Die Zollbehörden beschlagnahmten die Lieferung, nachdem sie feststellten, dass die Feuerzeuge das Design von Zippo nahezu perfekt kopierten. Um die Echtheit zu überprüfen, wandten sich die Beamten an den Markeninhaber. Zippo bestätigte, dass es sich um Fälschungen handelte, woraufhin umgehend Maßnahmen ergriffen wurden.
Das Zentrale Büro Gewerblicher Rechtsschutz beim deutschen Zoll ist bundesweit für solche Fälle zuständig. Es fungiert als zentrale Anlaufstelle für Rechteinhaber und koordiniert Beschlagnahmungen an den Grenzen in Deutschland und der EU. Nach der Bestätigung der Fälschungen wurden die Feuerzeuge eingezogen und später vernichtet.
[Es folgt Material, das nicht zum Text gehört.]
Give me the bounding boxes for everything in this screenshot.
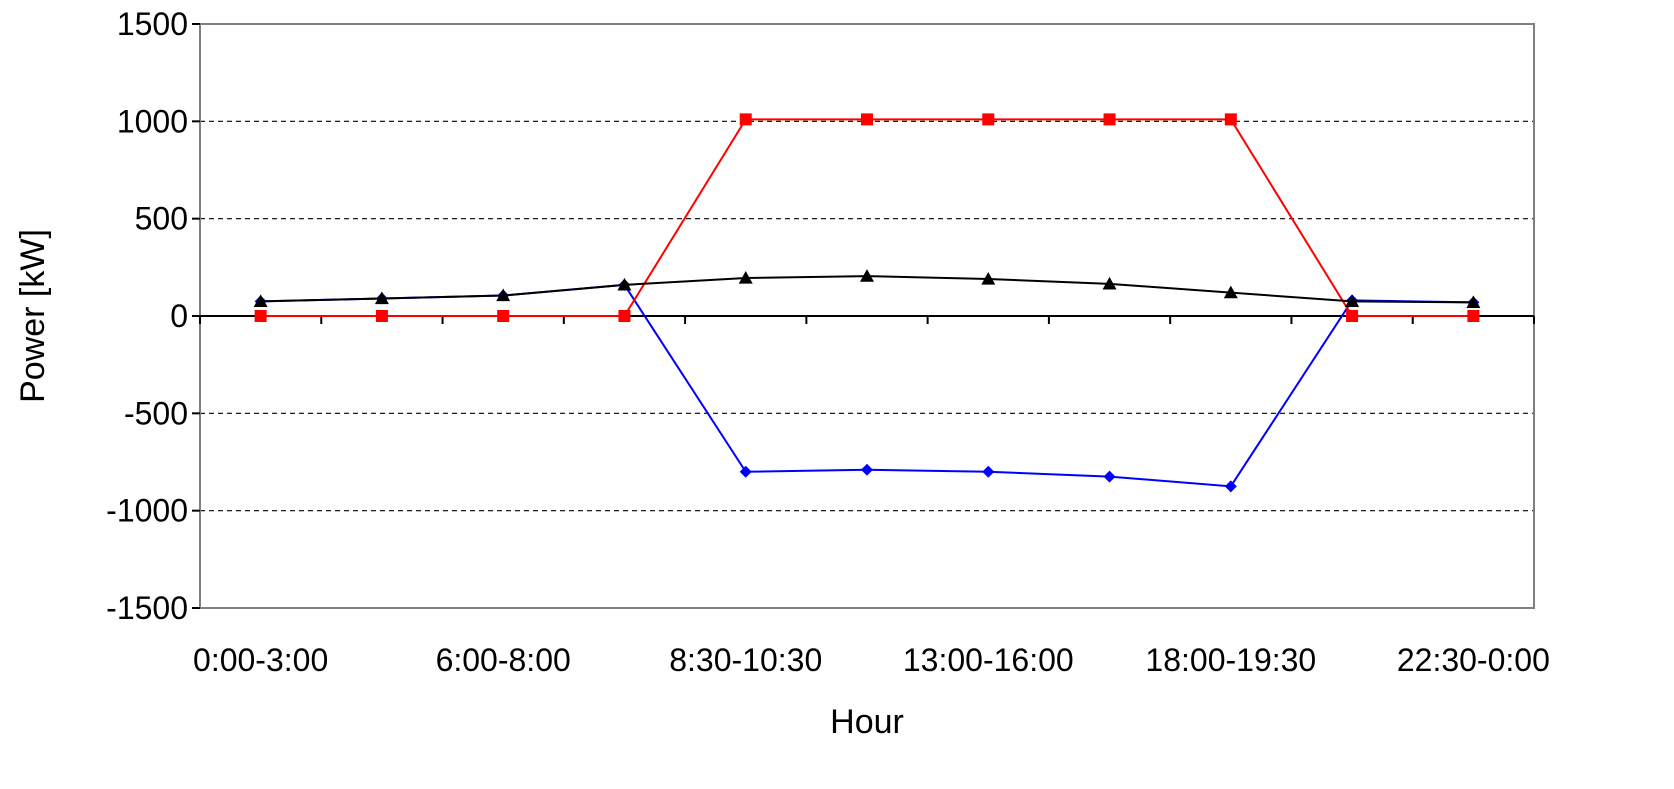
data-point	[375, 310, 388, 322]
data-point	[861, 113, 873, 126]
series-2	[254, 113, 1480, 322]
y-tick-label: 0	[170, 298, 188, 334]
y-tick-label: -500	[124, 395, 188, 431]
data-point	[617, 277, 632, 291]
y-tick-label: -1000	[106, 493, 188, 529]
x-tick-label: 6:00-8:00	[436, 642, 571, 678]
y-tick-label: 1000	[117, 103, 188, 139]
data-point	[1466, 295, 1481, 308]
data-point	[982, 465, 995, 478]
series-lines	[253, 113, 1481, 493]
data-point	[253, 294, 268, 307]
y-axis-title: Power [kW]	[14, 229, 52, 403]
y-tick-label: -1500	[106, 590, 188, 626]
data-point	[254, 310, 267, 322]
data-point	[374, 291, 389, 305]
x-tick-label: 8:30-10:30	[669, 642, 822, 678]
data-point	[982, 113, 995, 126]
x-axis-title: Hour	[830, 703, 904, 741]
data-point	[1103, 113, 1116, 126]
y-tick-label: 1500	[117, 6, 188, 42]
data-point	[738, 271, 753, 284]
data-point	[1223, 285, 1238, 299]
data-point	[739, 465, 752, 478]
x-tick-label: 18:00-19:30	[1145, 642, 1316, 678]
data-point	[1224, 113, 1237, 126]
x-tick-label: 0:00-3:00	[193, 642, 328, 678]
data-point	[497, 310, 510, 322]
x-axis-ticks	[199, 316, 1535, 324]
series-1	[254, 278, 1480, 493]
series-line	[260, 118, 1474, 317]
data-point	[1346, 310, 1359, 322]
y-tick-label: 500	[135, 201, 188, 237]
data-point	[981, 272, 996, 285]
data-point	[1345, 294, 1360, 307]
data-point	[861, 463, 873, 476]
x-tick-label: 22:30-0:00	[1397, 642, 1550, 678]
data-point	[1103, 470, 1116, 483]
data-point	[618, 310, 631, 322]
data-point	[1102, 276, 1117, 290]
data-point	[860, 269, 874, 282]
y-axis-tick-labels: 1500 1000 500 0 -500 -1000 -1500	[106, 6, 188, 626]
series-3	[253, 269, 1481, 308]
data-point	[1467, 310, 1480, 322]
x-tick-label: 13:00-16:00	[903, 642, 1074, 678]
data-point	[739, 113, 752, 126]
data-point	[1224, 480, 1237, 493]
y-axis-ticks	[192, 23, 200, 609]
data-point	[496, 288, 511, 302]
x-axis-tick-labels: 0:00-3:00 6:00-8:00 8:30-10:30 13:00-16:00 1…	[193, 642, 1550, 678]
Zippo behält sich nun vor, zivilrechtliche Schritte gegen den Importeur einzuleiten. Zwar liegen noch keine genauen Zahlen zu beschlagnahmten Plagiaten für das Jahr 2023 vor, doch der Fall unterstreicht die anhaltenden Bemühungen zum Schutz markenrechtlich geschützter Waren.
Die Vernichtung der gefälschten Feuerzeuge ist ein weiteres Beispiel für die Durchsetzung von geistigem Eigentum durch den Zoll. Sollte Zippo rechtliche Schritte einleiten, könnte der Importeur mit weiteren Konsequenzen rechnen. Die deutschen Behörden bleiben wachsam und greifen weiterhin Fälschungen ab, die auf den Markt gelangen.